Breeding and Gene-Editing Pennycress to Create Covercress
The USDA researched pennycress’ potential applications in the mid-2000s and several universities have worked on it as part of grant-funded projects exploring new plants that could become feedstocks for renewable diesel and jet fuel without competing for food production.
“The first thing the company founders did was collect a diverse set of these native plants ranging from Midwest mountain states to some outside of the US and put together a breeding program,” explains Steiner.
Through that program, the company worked on boosting the plant’s natural assets, which naturally has about 30% of its total grain in oil, using plant breeding and genetic engineering. This makes it a viable feedstock for biodiesel and renewable fuel, while also being a strong cover crop component for a conventional corn and soybean operation. It partnered with three universities that had been researching the plant’s profile to reduce the fiber and the anti-nutrients.
CoverCress has also developed a meal product from the mash that is leftover after pressing the seed to expel the oil that will fit well in the dairy and swine markets as livestock feed, according to Steiner.
Optimizing crops through plant breeding techniques is not necessarily a novel technology. And when it came to optimizing pennycress, all of the pieces of the puzzle already existed. For Steiner, the company’s edge has more to do with connecting those dots.
“We use every possible tool to get to where we are. The gains we have made in yield and early maturity we have done through breeding. We have also utilized in our collaborations with the University of Minnesota and Illinois State exploring large mutant populations so that we can figure out which genes would improve the plant’s composition. We have also worked with them using CRISPR to accomplish the goal of creating a plant that looks like pennycress but harvests like canola,” says Steiner.
“So, the secret sauce is that we have been able to put together a team internally with a lot of experience and to forge partnerships with universities who have worked on the same plant for two-to-three years before we got there.”
The Secret Sauce
Steiner, who previously held various positions at Monsanto, lists basic management skills and decision-making capability as two benefits that he’s carried over from his corporate years. He’s also found that working in a small startup environment offers a different set of advantages and disadvantages than being part of a large-scale, international outfit.
As the company has advanced from its 2013 beginnings, the company felt it was time to update its name to reflect this change, Steiner said.
For its commercialization plan, Steiner envisions Midwestern crop farmers adding Covercress to their crop rotations to improve sustainability and add an additional revenue stream.

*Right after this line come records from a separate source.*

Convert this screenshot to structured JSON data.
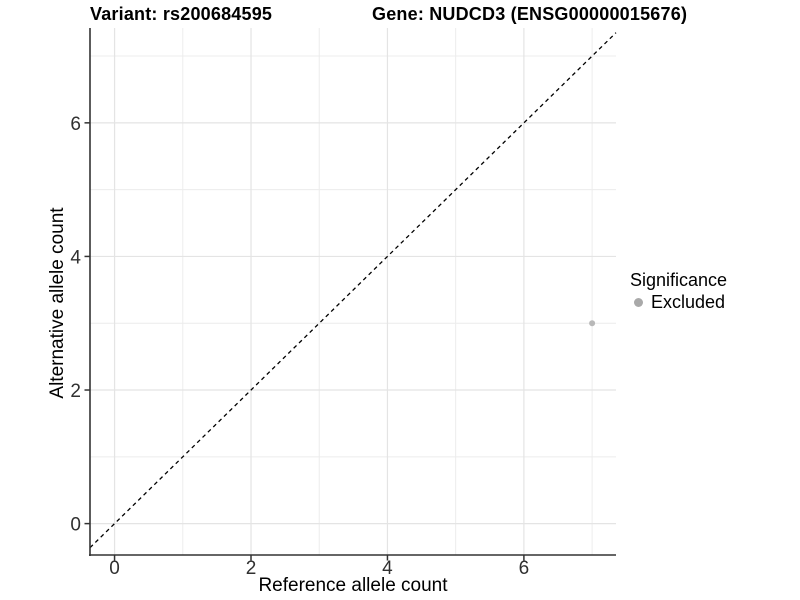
{
  "chart_data": {
    "type": "scatter",
    "title_left": "Variant: rs200684595",
    "title_right": "Gene: NUDCD3 (ENSG00000015676)",
    "xlabel": "Reference allele count",
    "ylabel": "Alternative allele count",
    "xlim": [
      -0.36,
      7.35
    ],
    "ylim": [
      -0.47,
      7.42
    ],
    "x_major_ticks": [
      0,
      2,
      4,
      6
    ],
    "y_major_ticks": [
      0,
      2,
      4,
      6
    ],
    "x_minor_gridlines": [
      1,
      3,
      5,
      7
    ],
    "y_minor_gridlines": [
      1,
      3,
      5,
      7
    ],
    "grid": true,
    "reference_line": {
      "type": "identity",
      "slope": 1,
      "intercept": 0,
      "style": "dashed",
      "color": "#000000"
    },
    "series": [
      {
        "name": "Excluded",
        "color": "#b8b8b8",
        "points": [
          {
            "x": 7,
            "y": 3
          }
        ]
      }
    ],
    "legend": {
      "title": "Significance",
      "position": "right",
      "entries": [
        {
          "label": "Excluded",
          "color": "#a9a9a9"
        }
      ]
    },
    "colors": {
      "grid_major": "#e4e4e4",
      "grid_minor": "#ececec",
      "axis_line": "#333333",
      "tick_text": "#303030",
      "background": "#ffffff"
    }
  }
}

With the first commercial crush planned for 2021, the company has some time to hone its plan for putting the crop in farmers’ hands.

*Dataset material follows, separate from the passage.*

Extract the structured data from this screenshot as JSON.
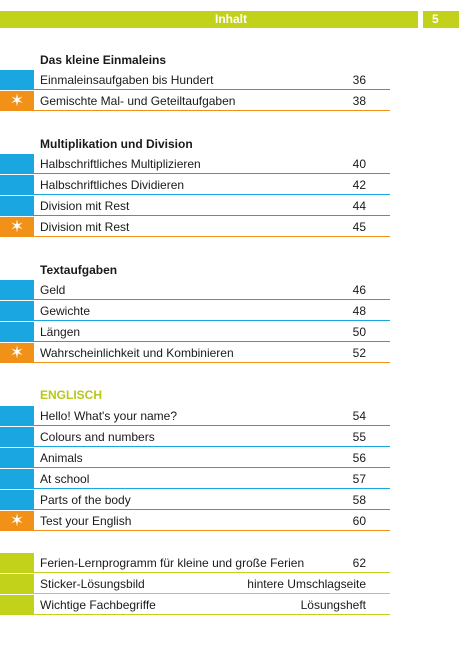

This is the second bridge funding round after the company’s $2.5 million Series A in 2015; it raised $2.4 million in March of last year.
There are a few startups working on optimizing different plants for cover cropping. In April 2017, Quebec-based Agrisoma announced a $15.4 million Series B for its sustainable bio-based jet fuel and animal feed derived from carinata oilseed. A few months ago, the company partnered with United Airlines to accomplish the first transatlantic flight using its biojet fuel.